Der Historiker Heinz Schilling fordert dazu auf, das Fremde an Martin Luther wahrzunehmen und nicht den eigenen Zeitgeist zu feiern. Mit seiner radikalen Hinwendung zu dem Gnade verteilenden Gott vollzöge der Mann aus Wittenberg eine Wende hin zur substanziellen Religiosität.

Heinz Schilling im Gespräch mit Monika Konigorski |
    Monika Konigorski: Herr Professor Schilling, Sie fordern eine Wende in der Lutherbetrachtung, hin zum historischen Luther. Hat denn das aktuelle Lutherbild, das in der derzeitigen Dekade vor dem großen Reformationsjubiläum 2017 vermittelt wird, nichts mit dem historischen Mann aus Wittenberg zu tun?

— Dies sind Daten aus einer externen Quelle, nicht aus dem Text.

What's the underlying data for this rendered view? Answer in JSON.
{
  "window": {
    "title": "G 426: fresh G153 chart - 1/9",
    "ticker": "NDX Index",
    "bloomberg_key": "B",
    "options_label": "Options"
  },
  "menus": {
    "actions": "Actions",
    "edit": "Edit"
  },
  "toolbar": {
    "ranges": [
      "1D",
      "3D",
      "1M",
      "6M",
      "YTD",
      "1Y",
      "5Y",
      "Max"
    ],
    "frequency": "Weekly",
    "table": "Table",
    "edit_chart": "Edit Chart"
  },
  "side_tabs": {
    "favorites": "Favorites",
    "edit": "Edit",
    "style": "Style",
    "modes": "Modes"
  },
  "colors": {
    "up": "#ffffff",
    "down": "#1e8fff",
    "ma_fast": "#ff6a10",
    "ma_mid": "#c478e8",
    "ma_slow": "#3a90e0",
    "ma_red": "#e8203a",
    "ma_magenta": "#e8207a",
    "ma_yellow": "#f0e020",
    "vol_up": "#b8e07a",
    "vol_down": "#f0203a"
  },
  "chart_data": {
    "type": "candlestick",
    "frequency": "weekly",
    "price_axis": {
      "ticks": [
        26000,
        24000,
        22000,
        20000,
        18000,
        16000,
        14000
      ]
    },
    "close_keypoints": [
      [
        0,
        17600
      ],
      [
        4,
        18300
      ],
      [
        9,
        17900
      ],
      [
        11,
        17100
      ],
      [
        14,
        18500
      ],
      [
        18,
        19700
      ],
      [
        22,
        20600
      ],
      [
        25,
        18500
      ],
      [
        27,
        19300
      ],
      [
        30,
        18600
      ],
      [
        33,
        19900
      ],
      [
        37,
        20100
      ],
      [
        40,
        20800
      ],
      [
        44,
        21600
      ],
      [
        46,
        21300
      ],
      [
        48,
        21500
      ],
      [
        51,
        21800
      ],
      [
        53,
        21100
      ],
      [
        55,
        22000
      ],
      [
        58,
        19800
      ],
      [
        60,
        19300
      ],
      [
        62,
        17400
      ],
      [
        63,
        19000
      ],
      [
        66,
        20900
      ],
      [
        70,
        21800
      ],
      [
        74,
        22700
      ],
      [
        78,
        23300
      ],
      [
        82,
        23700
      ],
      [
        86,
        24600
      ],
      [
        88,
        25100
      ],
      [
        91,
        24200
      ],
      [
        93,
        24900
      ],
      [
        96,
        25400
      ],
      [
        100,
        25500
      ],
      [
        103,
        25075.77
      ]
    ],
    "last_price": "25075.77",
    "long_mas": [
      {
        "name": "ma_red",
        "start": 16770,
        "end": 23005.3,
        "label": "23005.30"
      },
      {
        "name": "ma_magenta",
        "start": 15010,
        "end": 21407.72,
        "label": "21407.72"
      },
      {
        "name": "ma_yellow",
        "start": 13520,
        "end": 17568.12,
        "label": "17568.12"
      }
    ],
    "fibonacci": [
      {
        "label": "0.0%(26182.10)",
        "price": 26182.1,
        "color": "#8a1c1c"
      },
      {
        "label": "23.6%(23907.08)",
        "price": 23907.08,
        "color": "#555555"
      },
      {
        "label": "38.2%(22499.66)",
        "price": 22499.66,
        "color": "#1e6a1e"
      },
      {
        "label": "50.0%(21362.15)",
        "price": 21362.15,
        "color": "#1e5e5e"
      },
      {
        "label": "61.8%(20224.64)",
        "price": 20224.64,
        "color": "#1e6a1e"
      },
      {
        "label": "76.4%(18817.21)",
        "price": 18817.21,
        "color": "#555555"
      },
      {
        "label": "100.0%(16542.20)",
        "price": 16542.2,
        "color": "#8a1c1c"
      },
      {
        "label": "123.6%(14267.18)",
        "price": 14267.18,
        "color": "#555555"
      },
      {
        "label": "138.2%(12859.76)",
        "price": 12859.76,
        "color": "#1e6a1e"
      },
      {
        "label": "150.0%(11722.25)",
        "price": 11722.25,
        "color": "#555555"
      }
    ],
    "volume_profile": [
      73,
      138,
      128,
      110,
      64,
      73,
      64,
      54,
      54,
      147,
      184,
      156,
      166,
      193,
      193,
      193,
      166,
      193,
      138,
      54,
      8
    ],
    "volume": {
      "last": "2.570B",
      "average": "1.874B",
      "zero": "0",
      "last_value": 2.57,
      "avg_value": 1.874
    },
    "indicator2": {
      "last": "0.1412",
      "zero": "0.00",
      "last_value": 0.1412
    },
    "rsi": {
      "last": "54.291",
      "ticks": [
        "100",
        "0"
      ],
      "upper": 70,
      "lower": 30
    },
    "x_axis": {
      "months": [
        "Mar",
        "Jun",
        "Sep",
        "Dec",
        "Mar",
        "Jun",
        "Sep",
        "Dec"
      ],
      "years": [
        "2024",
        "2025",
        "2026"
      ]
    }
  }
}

    Heinz Schilling: So wie ich das beurteile, relativ wenig. In den letzten Jahrhunderten bei den Reformationsfeierlichkeiten ist immer wieder der Luther in dem Sinne des eigenen Zeitgeistes – also des frühen 17., des 18. und vor allen Dingen des frühen 20. Jahrhunderts – gefeiert worden. Es war zunächst 1617 der konfessionalistische Luther mit Aufrüstung gegen Rom am Vorabend des 30-jährigen Krieges. 1917 dann, um es kurz zu machen, der nationalistische obrigkeitliche Luther. Man feierte immer den Zeitgeist, ohne den Mann selbst zu hören, sich mit ihm auseinanderzusetzen. Und ich habe den Eindruck, dass wir just wieder auf dem Weg sind in Luther unseren eigenen Zeitgeist verfestigen zu wollen. Ich würde es genau umgekehrt sehen. Wir müssen unseren eigenen Zeitgeist sozusagen, wenn wir Luther ernst nehmen, an der Person Luther hinterfragen, gleichsam uns selbst einen Spiegel aus der Geschichte heraus vorhalten und in dieser Weise eine radikale Wende hin zu dem Mann Luther, der ohne Zweifel für uns heute wichtig ist. Aber nicht in dieser aktualistischen und performativen Art, wie bisher die Dekade abgelaufen ist.

    Konigorski: Was widerspricht denn an der heutigen Darstellung, wie Sie sagen, dem historischen Luther? Haben Sie da ein konkretes Beispiel?

    Schilling: In meiner Biografie argumentiere ich ja, wir müssen das Fremde, das Sperrige an Luther zunächst einmal wahrnehmen, was er nun wirklich in seiner Zeit zunächst gewollt hat. Dem steht eine Darlegung der Lutherbeauftragten gegenüber, die ganz aktualistisch auf das abzielt, was er in unserer Zeit und für unsere Zeit bedeutet. Und das Wesentliche, was sofort als erstes herausgestellt wird, ist die Position, dass auf Luther zurückzuführen sei, dass heute in den protestantischen Kirchen Frauen ordiniert würden. Ich glaube nicht, dass das das Zentrale an Luthers Auftreten war, sondern das ist das Interesse von Frau Käßmann dieses nach vorne zu stellen. Das ist nicht das, was wir erwarten würden als Wissenschaftler, wie man heute eine Memorialkultur Luther aufbaut, auch und vor allen Dingen reflektiert.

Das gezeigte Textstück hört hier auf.